While the suspected bomber's name was not released, the Philippines Star reported that legal authorities have announced that witnesses described the man as being slim, 5 feet-7 inches tall and 30 years of age.

The suspect has been identified by investigators as the man who placed a bomb concealed in a bag under a massage chair at the Roxas Avenue night market. He apparently caught the eye of witnesses because he was reportedly wearing a mask, even as he got a massage.

The Philippines news article makes no references to the other alleged suspects or whether the man in the sketch is a member of Abu Sayyeb, a faction of the Islamic State group in Southeast Asia which claimed responsibility for the fatal blasts.

As many as four suspects were being pursued by Filipino law enforcement, according to an Associated Press report.
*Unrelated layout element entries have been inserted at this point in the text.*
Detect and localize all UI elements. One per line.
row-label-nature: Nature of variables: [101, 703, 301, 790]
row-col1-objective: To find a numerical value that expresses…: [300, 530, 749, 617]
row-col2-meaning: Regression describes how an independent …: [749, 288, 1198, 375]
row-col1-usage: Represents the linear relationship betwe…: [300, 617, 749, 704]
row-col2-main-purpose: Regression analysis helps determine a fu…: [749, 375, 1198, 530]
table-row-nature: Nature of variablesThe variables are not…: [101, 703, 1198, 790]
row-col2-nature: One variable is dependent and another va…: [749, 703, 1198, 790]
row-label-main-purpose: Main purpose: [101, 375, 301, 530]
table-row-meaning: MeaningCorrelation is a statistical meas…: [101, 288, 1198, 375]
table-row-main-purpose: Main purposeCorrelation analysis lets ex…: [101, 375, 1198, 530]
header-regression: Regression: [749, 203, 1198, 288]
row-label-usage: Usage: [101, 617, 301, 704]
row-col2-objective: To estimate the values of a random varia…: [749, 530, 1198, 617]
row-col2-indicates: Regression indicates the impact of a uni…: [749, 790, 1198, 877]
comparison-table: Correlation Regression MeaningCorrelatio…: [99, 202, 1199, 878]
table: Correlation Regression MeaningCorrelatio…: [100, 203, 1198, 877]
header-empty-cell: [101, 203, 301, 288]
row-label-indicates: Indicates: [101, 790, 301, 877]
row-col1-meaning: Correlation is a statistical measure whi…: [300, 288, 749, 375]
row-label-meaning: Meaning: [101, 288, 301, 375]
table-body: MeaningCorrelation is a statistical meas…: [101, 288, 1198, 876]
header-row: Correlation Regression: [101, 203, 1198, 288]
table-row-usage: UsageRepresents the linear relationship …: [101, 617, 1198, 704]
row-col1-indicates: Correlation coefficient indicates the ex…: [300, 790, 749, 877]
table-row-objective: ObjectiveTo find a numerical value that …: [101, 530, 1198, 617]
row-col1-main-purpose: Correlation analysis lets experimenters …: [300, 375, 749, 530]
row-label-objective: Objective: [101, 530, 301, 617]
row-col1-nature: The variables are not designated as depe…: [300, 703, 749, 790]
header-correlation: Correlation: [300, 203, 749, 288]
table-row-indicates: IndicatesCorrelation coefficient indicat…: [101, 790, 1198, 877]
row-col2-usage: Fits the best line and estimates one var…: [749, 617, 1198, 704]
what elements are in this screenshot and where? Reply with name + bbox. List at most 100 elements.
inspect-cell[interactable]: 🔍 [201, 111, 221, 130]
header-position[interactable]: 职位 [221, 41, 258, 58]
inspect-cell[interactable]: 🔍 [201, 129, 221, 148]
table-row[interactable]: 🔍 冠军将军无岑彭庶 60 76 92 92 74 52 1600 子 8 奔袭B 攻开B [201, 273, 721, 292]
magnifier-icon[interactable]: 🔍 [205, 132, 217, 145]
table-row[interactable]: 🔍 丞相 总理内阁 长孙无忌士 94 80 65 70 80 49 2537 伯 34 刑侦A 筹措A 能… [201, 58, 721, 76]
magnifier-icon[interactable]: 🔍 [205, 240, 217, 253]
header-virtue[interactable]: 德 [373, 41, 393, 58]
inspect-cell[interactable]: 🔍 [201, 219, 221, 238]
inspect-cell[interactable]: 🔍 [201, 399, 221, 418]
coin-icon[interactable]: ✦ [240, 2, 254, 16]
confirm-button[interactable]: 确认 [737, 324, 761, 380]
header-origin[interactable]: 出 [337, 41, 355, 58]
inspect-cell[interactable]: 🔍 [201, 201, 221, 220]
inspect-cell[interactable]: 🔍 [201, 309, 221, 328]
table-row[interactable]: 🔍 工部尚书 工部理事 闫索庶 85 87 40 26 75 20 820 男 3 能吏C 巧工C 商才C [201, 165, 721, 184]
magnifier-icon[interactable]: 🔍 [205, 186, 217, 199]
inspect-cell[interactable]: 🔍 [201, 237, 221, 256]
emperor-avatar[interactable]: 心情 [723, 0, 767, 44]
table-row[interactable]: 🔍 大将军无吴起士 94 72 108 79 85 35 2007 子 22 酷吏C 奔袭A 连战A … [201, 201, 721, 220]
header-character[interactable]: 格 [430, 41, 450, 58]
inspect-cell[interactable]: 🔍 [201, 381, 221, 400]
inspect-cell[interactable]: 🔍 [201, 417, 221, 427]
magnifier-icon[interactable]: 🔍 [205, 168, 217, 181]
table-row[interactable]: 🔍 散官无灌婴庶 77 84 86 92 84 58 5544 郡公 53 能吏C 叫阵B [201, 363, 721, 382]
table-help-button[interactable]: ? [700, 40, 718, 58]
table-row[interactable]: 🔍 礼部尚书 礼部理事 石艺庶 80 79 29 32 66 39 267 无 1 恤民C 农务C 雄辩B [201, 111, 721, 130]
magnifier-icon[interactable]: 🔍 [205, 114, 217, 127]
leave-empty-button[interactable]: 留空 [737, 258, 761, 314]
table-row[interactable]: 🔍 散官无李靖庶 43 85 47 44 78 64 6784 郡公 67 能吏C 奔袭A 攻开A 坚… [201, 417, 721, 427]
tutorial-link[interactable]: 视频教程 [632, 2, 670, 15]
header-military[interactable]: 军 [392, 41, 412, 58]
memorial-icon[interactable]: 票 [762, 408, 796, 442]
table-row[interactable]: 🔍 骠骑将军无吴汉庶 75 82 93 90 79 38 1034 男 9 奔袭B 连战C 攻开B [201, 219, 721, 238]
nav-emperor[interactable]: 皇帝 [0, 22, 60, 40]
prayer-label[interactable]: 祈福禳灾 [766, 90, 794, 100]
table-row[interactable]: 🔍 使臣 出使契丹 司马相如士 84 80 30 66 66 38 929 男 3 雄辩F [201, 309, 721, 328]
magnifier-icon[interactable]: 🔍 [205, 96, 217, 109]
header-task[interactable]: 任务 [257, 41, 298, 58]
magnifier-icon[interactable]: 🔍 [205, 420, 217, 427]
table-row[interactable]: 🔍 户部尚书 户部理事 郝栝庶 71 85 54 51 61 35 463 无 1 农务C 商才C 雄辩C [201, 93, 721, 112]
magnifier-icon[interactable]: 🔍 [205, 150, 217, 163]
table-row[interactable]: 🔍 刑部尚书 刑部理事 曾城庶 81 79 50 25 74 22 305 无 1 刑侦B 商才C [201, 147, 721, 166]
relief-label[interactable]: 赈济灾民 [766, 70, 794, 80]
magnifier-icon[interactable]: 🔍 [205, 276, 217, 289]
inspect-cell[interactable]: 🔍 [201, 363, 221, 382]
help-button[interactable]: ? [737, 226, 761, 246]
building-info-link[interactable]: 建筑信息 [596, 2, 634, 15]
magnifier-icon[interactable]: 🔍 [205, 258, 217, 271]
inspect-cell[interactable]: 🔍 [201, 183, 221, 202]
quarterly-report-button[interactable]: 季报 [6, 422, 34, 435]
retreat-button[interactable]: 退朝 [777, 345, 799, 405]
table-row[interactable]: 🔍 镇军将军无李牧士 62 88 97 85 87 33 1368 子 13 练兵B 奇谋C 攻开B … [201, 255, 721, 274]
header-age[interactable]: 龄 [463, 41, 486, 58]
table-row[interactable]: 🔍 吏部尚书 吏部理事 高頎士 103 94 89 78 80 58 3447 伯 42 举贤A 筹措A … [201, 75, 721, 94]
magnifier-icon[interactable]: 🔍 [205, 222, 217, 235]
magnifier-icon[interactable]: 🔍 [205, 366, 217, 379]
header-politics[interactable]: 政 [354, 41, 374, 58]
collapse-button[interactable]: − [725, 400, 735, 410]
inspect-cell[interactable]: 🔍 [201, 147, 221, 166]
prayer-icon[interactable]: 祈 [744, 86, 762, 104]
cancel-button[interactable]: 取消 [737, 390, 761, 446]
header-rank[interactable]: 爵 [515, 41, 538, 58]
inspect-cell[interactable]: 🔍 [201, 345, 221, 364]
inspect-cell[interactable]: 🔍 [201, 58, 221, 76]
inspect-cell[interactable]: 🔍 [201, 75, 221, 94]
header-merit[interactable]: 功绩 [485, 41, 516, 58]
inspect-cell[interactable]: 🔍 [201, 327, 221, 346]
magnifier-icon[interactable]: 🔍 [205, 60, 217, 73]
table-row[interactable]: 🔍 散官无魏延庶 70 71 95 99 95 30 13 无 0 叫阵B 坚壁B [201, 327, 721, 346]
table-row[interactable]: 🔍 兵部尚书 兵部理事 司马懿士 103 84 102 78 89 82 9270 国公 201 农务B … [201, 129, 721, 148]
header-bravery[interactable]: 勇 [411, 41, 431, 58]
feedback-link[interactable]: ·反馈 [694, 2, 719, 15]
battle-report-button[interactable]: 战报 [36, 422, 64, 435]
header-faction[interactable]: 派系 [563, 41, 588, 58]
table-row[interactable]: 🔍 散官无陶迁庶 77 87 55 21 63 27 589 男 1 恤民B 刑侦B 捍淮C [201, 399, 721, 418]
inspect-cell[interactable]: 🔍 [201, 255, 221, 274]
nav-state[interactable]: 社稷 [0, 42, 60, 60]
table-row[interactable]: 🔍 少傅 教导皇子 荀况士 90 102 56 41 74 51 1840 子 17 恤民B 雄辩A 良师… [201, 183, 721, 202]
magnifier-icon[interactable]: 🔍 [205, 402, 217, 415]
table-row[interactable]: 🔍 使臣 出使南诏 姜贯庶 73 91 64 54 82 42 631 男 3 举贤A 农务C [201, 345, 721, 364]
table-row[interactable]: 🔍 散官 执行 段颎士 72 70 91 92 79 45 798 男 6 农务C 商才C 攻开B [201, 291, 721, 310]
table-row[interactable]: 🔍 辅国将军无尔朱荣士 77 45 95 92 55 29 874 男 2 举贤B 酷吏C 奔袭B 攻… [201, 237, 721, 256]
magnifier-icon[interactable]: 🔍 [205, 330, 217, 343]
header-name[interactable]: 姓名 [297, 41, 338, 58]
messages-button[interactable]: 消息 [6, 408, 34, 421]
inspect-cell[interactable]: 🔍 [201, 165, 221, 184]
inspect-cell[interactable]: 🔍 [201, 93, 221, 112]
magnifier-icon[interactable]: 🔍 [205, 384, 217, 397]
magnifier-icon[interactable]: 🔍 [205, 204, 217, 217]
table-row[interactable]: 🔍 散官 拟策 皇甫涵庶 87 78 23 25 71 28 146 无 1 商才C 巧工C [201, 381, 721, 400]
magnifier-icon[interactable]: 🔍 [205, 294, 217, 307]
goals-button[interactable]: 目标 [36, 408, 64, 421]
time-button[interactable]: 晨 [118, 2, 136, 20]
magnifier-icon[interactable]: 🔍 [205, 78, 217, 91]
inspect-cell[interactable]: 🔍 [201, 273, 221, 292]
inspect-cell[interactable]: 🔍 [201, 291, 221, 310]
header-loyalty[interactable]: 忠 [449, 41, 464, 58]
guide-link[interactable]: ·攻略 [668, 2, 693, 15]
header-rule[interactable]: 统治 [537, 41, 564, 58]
CNN reported there were three suspects and that Islamic extremism was being looked into, but a clear motive for the attack remained elusive.

"We are not new to this kind. It is always connected with the Abu Sayyaf or in Central Mindanao," said Davao City Vice Mayor Paolo Duterte, the son of Philippines President Rodrigo Duterte. "But this is not the first time that Davao City has been sacrificed in the altar of violence."

Duterte declared a countrywide "state of lawlessness" Saturday after he called the bombing an act of terror, Asia One reported. "We will treat this as a police matter about terrorism," he said Saturday morning while briefing the media.